This week’s Wiki-Wednesday article, ‘Shape Demand… For Services’, looks at the challenges procurement organizations face as they work to address internal demand for services. As an increasing number of non-core functions are handled by third parties, it is important to consider the management of this spend as the outsourced category model it is.
Before selecting the appropriate method for reducing demand, procurement must discern the driving business reason behind the need to reduce consumption. Having a focused approach to reducing demand allows procurement to target the right demand drivers and buyer behavior and make the most effective changes. Is the goal long or short-term savings, or an issue of total cost to meet a contracted objective?
If the goal is short-term savings through demand reduction, procurement will need to find a way to work with the contracts already in place. By properly communicating the cost to purchase a service to the departments buying off the contract, and measuring and reporting on usage, procurement should be able to increase visibility and hold buyers to the demand levels they really need. If the method for making use of outsourced services conceals the cost to the department or organization (whether deliberately or not) buyers may unintentionally cost the organization more through demand that is higher than necessary because they are not fully informed.

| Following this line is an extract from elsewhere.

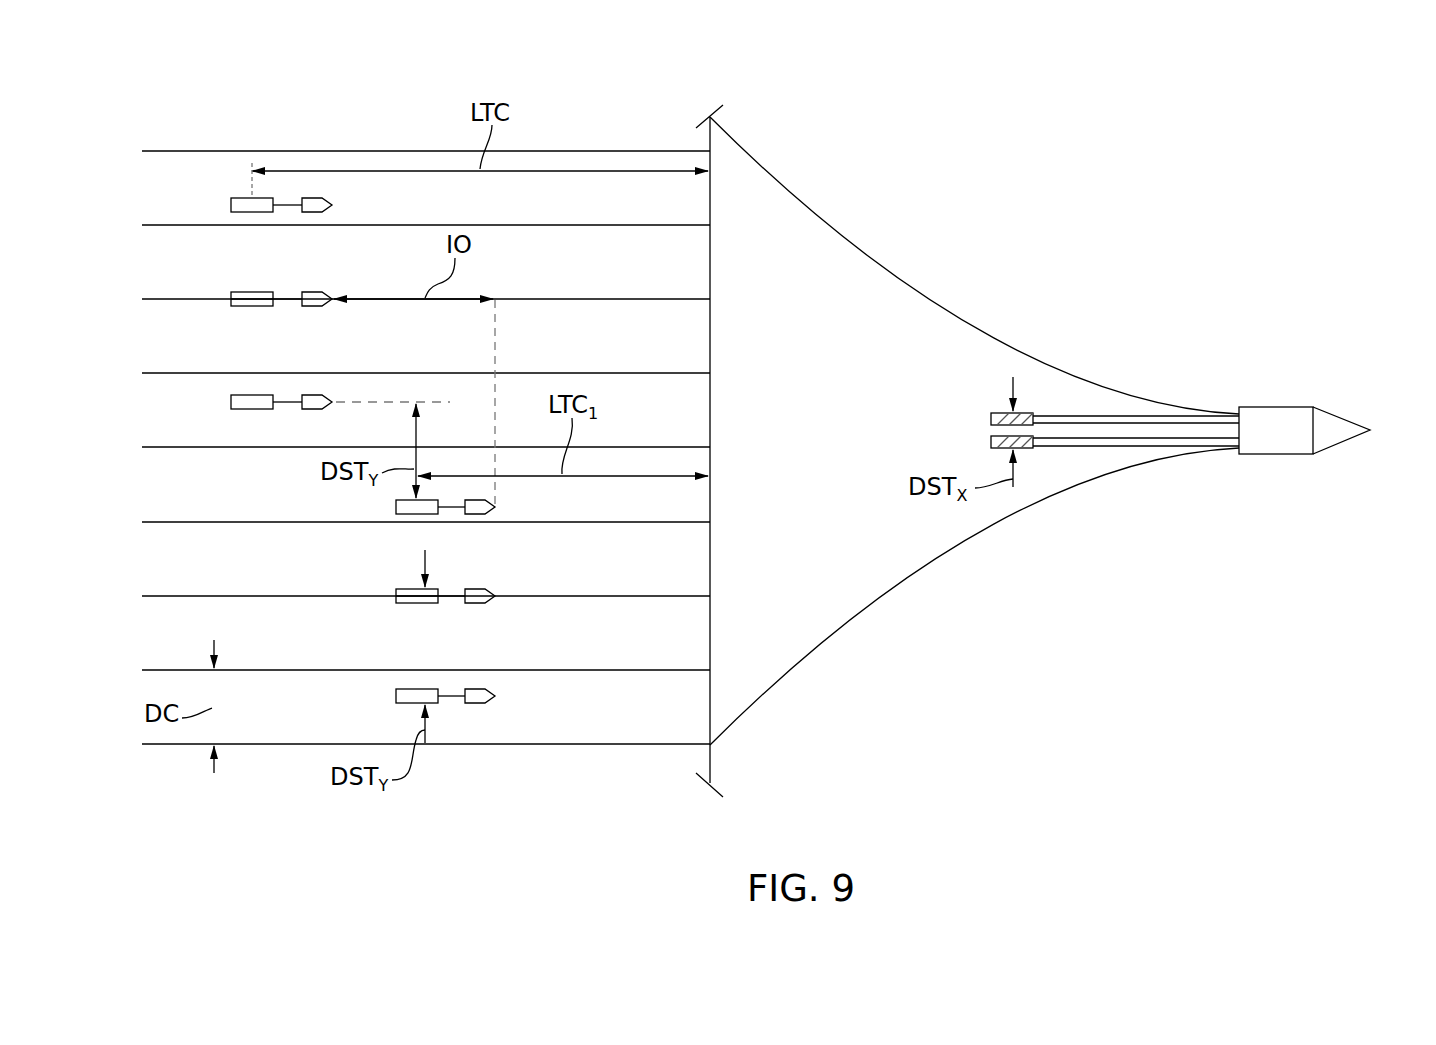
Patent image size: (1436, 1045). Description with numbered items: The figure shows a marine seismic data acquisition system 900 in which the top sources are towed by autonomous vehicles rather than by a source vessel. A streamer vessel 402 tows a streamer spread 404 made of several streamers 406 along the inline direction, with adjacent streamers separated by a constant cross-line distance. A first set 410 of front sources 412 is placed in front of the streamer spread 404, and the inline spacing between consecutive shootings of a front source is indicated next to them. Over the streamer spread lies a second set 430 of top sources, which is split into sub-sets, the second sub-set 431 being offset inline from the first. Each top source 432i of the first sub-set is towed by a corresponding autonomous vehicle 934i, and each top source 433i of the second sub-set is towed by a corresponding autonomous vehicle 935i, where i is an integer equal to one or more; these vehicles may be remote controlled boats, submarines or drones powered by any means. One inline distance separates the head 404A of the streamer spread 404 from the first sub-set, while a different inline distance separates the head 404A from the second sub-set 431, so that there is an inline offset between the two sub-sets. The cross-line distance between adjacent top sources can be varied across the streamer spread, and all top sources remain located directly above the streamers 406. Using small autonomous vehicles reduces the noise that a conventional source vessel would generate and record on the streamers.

Longer-term savings goals may require restructuring or renegotiation of existing contracts. Contingent labor is often sourced and charged using a ‘cost plus’ price structure. Each outsourced resource is paid a competitive hourly wage and the provider is compensated on a percentage of that salary. Any pricing negotiation with the provider should focus on the markup percentage rather than the hourly wage to prevent unqualified resources from being put on staff. That being said, the hourly wage is driven by the skills requirements defined by the buying organization, like materials pricing is driven by specifications. Revising the skills expectations for each role to accurately meet the needs of the organization may allow the hourly wage and the effective markup to be reduced.
In the scenario where an outsourced provider is (or should be) focused on the total cost of meeting a corporate objective, it may be the role of the provider to manage demand. Setting up an appropriate compensation structure in the contract makes all the difference. In the book Vested Outsourcing, consultant and author Kate Vitasek describes the ‘Activity Trap’, a common outsourcing pitfall that is caused when suppliers are compensated based on transactions rather than goals. If a transaction is non-productive but results in the provider being compensated, that provider has no natural incentive to avoid performing it. If compensation is based on goals being met, the provider is incented to maximize their efficiency – the less hours required to meet the goal, the higher their profit.
It is important to look at services contracts much like material contracts – and manage demand the same way. Although the unit of measure is an hour or a resource instead of a box or a dozen, the behavior that drives the demand, consumption, and spending is the same. Keeping the focus on that behavior rather than the delivery model will allow procurement to leverage the skills they use to reduce spend in materials categories.